Contact:  Michael Robinson, (575) 313-7017

Hundreds to Testify in Albuquerque Opposing Removal of Federal Protections for Wolves

Public Also Calling for Mexican Wolves to Be Allowed to Roam More Widely

ALBUQUERQUE, N.M.— Hundreds of people from all walks of life will testify at a hearing being held tonight in Albuquerque by the U.S. Fish and Wildlife Service to take public testimony on management of wolves. The agency has proposed to remove Endangered Species Act protections for wolves across much of the lower 48 states, but to retain protections for Mexican gray wolves in Arizona and New Mexico. 
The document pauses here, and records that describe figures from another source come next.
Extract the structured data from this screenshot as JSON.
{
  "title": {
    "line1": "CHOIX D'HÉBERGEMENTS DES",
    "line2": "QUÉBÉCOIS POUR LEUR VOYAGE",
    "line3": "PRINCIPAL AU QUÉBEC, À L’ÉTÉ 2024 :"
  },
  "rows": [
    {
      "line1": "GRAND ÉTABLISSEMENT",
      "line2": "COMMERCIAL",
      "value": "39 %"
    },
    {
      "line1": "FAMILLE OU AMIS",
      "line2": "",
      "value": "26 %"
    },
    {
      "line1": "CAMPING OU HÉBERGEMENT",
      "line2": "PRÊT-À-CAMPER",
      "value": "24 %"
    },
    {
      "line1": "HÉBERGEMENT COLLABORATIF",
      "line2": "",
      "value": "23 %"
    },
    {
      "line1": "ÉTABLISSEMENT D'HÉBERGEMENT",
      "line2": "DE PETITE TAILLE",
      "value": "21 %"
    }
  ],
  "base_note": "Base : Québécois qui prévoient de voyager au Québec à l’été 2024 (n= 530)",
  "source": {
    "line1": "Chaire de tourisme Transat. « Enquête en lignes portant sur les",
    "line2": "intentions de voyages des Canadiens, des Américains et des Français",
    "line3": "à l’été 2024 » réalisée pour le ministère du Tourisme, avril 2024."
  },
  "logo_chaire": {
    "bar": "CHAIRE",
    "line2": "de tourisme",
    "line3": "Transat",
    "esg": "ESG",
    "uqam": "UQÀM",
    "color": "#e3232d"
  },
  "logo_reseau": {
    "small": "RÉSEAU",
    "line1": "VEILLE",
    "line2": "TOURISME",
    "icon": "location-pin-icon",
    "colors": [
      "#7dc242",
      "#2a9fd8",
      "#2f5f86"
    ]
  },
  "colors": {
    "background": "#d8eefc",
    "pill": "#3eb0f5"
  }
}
It has also proposed allowing Mexican wolves to be directly released into New Mexico and to roam more widely. The agency, however, has failed to follow the recommendation of scientists to allow Mexican wolves to expand into the Grand Canyon and northern New Mexico. Instead, Fish and Wildlife has said that any wolves that cross Interstate 40 will be captured and moved back.   

“Wolves can’t read lines on a map,” said Michael Robinson, a longtime wolf advocate with the Center for Biological Diversity. “It’s clear that the Fish and Wildlife Service is not doing near enough to recover Mexican wolves. And it’s disappointing the agency is trying to walk away from recovery of gray wolves in most of the lower 48 long before the job is done.”

At last count in January, only 75 Mexican wolves survived in the Southwest, including only three breeding pairs. Scientists have shown that inbreeding caused by a lack of wolf releases to the wild, and by too many removals of wolves, is causing smaller litter sizes and lower pup-survival rates in the wild population. Expanding wolf releases to New Mexico would enable managers to diversify the population through new releases and diminish inbreeding. Allowing wolves to roam more freely between Interstates 10 and 40 in Arizona and New Mexico, as is proposed, would likely lessen the number removed from the wild. 

A federal effort to develop a new recovery plan for Mexican wolves, however, has stalled. Fish and Wildlife cancelled the last meeting of the recovery team over a year ago after scientists on the team endorsed the creation of two additional population centers, in the Grand Canyon and the southern Rocky Mountains of New Mexico. 

Beyond the Southwest, Fish and Wildlife is removing protections for wolves across the continental United States, though wolves have recovered to less than 10 percent of their historic range and remain at low numbers or absent from large areas of suitable habitat, including the southern Rockies, Pacific Northwest, California and Northeast.

Tonight’s public hearing will be from 6 p.m. to 9 p.m. at the Embassy Suites, 1000 Woodward Pl. NE, in Albuquerque.

The Center for Biological Diversity is a national, nonprofit conservation organization with more than 625,000 members and online activists dedicated to the protection of endangered species and wild places.